3.1 A quick intro to data visualization.

FIGURE 3.1: Watch the first minute of this video about getting started with ggplot2 (7 min and 17 sec), from STAT 545

Recall that as bio-statisticians, we bring data to bear on critical biological questions, and communicate these results to interested folks. A key component of this process is visualizing our data.

They say “a picture is worth a thousand words,” similarly a clear graph can communicate complex patterns in our data.

3.1.1 Exploratory and explanatory visualizations

We generally think of two extremes of the goals of data visualization

  • In exploratory visualizations we aim to identify any interesting patterns in the data, we also conduct quality control to see if there are patterns indicating mistakes or biases in our data, and to think about appropriate transformations of data. On the whole, our goal in exploratory data analysis is to understand the stories in the data.

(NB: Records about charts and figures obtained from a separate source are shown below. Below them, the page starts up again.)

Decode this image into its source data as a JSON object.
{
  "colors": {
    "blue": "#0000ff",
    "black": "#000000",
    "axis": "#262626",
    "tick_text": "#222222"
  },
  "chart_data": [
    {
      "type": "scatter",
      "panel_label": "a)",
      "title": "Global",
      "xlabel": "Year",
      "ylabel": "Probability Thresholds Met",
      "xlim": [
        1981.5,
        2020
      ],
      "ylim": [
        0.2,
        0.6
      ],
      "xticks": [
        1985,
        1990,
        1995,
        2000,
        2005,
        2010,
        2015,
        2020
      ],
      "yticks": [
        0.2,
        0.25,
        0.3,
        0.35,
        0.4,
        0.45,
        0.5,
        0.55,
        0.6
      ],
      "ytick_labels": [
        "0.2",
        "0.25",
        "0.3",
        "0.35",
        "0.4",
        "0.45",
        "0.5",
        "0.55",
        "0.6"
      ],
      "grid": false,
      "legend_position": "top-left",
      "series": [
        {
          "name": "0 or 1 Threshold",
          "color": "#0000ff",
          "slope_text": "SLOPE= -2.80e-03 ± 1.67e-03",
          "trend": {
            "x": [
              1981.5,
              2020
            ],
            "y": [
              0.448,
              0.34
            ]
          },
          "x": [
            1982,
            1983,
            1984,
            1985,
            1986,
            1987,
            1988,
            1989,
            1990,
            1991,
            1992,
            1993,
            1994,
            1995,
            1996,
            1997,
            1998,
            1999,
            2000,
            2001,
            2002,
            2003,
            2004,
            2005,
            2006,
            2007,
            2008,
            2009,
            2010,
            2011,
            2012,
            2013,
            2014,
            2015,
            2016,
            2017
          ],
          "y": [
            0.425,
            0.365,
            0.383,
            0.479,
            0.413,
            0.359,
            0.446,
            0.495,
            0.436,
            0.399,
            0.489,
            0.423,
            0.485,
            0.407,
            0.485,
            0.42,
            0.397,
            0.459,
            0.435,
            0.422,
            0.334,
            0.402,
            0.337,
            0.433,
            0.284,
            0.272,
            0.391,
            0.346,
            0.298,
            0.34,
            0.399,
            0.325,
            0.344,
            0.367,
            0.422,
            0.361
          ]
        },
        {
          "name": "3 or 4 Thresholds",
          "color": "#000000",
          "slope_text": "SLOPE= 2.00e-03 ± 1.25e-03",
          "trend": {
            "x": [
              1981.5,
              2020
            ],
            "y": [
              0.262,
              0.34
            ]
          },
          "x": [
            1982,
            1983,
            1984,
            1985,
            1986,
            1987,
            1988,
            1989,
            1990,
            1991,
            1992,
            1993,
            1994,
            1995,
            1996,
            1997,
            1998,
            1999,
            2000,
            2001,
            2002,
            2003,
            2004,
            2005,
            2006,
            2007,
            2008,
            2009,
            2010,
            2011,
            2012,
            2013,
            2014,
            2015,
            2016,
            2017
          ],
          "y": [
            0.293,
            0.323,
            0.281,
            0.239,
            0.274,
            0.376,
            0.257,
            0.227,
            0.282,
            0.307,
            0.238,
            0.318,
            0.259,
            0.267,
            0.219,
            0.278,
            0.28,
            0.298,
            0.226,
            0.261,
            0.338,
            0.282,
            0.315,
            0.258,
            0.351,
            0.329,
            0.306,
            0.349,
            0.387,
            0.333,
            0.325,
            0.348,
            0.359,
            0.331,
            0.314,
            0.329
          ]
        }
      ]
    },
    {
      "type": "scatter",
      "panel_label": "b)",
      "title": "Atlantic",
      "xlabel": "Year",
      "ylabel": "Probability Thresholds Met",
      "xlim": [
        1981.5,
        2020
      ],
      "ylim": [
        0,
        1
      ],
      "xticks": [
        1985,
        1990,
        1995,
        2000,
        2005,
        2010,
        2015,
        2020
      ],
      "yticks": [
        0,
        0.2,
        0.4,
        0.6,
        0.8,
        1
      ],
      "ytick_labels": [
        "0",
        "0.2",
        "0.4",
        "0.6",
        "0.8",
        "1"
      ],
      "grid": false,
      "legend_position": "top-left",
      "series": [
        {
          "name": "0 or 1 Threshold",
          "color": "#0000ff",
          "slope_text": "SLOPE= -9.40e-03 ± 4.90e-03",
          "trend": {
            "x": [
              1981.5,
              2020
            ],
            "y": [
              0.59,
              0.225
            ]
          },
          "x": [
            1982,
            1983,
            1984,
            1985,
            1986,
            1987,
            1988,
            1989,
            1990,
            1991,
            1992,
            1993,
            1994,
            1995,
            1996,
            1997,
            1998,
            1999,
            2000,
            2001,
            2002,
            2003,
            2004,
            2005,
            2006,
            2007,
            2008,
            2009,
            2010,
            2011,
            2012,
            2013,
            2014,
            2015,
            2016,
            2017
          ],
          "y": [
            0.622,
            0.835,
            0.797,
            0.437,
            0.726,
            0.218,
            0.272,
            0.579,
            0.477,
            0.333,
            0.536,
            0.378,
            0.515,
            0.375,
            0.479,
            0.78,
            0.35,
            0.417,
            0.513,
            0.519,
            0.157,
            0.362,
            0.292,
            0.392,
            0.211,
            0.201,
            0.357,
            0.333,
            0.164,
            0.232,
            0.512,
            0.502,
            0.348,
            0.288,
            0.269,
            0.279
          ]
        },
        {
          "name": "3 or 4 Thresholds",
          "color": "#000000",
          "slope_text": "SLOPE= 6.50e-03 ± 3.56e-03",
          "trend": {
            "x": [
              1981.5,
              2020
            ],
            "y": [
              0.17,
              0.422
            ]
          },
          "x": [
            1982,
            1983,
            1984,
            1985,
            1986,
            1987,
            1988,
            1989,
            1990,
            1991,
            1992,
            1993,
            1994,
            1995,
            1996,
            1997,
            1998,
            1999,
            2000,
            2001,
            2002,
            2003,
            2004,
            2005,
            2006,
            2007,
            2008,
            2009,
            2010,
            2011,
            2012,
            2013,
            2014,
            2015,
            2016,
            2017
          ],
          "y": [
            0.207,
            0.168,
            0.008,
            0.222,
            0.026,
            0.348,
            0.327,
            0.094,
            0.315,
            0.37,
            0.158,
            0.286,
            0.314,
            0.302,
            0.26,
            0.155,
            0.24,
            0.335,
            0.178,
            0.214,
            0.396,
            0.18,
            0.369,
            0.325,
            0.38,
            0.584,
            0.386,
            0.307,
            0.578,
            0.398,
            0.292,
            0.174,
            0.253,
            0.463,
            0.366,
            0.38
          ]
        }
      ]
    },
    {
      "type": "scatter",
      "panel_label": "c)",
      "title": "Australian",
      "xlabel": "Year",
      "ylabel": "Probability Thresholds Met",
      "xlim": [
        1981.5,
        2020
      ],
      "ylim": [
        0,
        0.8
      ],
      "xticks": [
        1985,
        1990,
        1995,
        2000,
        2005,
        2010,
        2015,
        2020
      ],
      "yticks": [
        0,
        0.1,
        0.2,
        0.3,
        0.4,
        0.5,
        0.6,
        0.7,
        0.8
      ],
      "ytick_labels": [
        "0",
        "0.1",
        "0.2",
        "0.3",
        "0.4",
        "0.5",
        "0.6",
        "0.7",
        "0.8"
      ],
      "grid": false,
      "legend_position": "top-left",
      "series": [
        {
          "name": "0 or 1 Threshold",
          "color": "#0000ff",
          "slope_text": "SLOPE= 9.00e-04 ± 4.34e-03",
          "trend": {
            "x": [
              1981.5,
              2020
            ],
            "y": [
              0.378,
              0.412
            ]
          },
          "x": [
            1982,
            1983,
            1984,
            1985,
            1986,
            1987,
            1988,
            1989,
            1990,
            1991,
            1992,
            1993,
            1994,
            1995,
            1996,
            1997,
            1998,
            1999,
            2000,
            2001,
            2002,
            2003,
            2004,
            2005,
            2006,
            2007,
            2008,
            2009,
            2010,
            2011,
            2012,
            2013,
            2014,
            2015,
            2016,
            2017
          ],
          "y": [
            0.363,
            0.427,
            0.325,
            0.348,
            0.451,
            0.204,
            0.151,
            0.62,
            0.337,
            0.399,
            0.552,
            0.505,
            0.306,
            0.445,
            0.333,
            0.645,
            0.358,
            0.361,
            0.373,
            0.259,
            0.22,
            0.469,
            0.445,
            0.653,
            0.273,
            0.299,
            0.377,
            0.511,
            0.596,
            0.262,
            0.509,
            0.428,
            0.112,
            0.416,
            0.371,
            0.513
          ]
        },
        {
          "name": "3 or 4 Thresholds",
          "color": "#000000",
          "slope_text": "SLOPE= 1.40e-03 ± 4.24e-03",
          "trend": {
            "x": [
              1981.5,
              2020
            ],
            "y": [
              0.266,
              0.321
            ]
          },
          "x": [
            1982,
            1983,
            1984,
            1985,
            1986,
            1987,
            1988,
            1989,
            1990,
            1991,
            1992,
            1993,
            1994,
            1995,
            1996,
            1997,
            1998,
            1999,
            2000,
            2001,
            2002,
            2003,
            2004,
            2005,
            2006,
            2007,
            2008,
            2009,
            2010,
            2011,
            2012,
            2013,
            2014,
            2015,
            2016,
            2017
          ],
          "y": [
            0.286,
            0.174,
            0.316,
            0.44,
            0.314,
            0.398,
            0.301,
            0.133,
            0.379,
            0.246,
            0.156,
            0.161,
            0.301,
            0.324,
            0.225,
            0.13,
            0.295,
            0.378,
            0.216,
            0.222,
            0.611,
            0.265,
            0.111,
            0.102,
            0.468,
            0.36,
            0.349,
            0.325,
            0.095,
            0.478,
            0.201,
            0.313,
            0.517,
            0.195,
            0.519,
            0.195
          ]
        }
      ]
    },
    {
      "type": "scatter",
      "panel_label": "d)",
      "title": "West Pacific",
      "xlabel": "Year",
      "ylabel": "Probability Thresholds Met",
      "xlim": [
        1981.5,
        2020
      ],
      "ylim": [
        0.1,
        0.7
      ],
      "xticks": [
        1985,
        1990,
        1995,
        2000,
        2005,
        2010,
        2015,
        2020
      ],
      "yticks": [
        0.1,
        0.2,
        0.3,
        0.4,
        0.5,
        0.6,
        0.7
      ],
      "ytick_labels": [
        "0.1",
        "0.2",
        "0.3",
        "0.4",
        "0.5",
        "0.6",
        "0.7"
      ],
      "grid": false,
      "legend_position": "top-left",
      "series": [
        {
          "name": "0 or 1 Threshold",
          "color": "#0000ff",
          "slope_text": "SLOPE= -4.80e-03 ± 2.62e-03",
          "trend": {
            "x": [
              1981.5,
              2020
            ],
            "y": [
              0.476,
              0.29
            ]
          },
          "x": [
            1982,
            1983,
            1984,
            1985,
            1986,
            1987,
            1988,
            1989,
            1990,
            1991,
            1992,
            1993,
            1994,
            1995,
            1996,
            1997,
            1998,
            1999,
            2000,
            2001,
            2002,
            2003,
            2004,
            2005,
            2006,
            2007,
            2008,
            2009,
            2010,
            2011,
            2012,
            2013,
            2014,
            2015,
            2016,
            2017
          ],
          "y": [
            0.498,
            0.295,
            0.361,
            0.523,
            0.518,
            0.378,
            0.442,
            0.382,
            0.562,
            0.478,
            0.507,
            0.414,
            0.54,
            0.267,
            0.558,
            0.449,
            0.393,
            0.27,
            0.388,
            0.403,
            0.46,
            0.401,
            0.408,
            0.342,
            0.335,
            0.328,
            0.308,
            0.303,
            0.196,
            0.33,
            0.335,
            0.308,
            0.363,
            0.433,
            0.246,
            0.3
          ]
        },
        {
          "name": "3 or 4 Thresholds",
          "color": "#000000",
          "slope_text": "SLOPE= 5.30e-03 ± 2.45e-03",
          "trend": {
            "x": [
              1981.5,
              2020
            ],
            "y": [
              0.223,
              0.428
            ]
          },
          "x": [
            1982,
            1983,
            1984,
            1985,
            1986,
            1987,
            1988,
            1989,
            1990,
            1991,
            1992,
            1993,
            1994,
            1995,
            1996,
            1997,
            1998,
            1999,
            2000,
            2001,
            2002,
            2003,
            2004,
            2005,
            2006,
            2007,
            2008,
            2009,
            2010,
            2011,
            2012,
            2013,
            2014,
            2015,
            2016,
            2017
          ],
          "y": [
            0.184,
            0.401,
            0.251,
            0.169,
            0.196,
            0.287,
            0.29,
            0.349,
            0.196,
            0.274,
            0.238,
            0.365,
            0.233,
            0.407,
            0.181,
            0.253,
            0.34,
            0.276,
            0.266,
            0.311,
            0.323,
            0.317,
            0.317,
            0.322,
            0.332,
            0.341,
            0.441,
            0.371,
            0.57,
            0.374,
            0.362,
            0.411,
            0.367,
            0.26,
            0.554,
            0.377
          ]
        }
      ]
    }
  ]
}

  • In explanatory visualizations we aim to communicate our results to a broader audience. Here our goals are communication and persuasion. When developing explanatory plots we consider our audience (scientists? consumers? experts?) and how we are communicating (talk? website? paper?).

The ggplot2 package in R is well suited for both purposes. Today we focus on exploratory visualization in ggplot2 because

  1. They are the starting point of all statistical analyses.
  2. You can do them with less ggplot2 knowledge.
  3. They take less time to make than explanatory plots.

Later in the term we will show how we can use ggplot2 to make high quality explanatory plots.

3.1.2 Centering plots on biology

Whether developing an explanatory or exploratory plot, you should think hard about the biology you hope to convey before jumping into a plot. Ask yourself

  • What do you hope to learn from this plot?
  • Which is the response variable (we usually place that on the y-axis)?
  • Are data numeric or categorical?
    • If they are categorical are they ordinal, and if so what order should they be in?

The answers to these questions should guide our data visualization strategy, as this is a key step in our statistical analysis of a dataset. The best plots should evoke an immediate understanding of the (potentially complex) data. Put another way, a plot should highlight both the biological question and its answer.

Before jumping into making a plot in R, it is often useful to take this step back, think about your main biological question, and take a pencil and paper to sketch some ideas and potential outcomes. I do this to prepare my mind to interpret different results, and to ensure that I’m using R to answer my questions, rather than getting sucked in to so much Ring that I forget why I even started. With this in mind, we’re ready to get introduced to ggploting!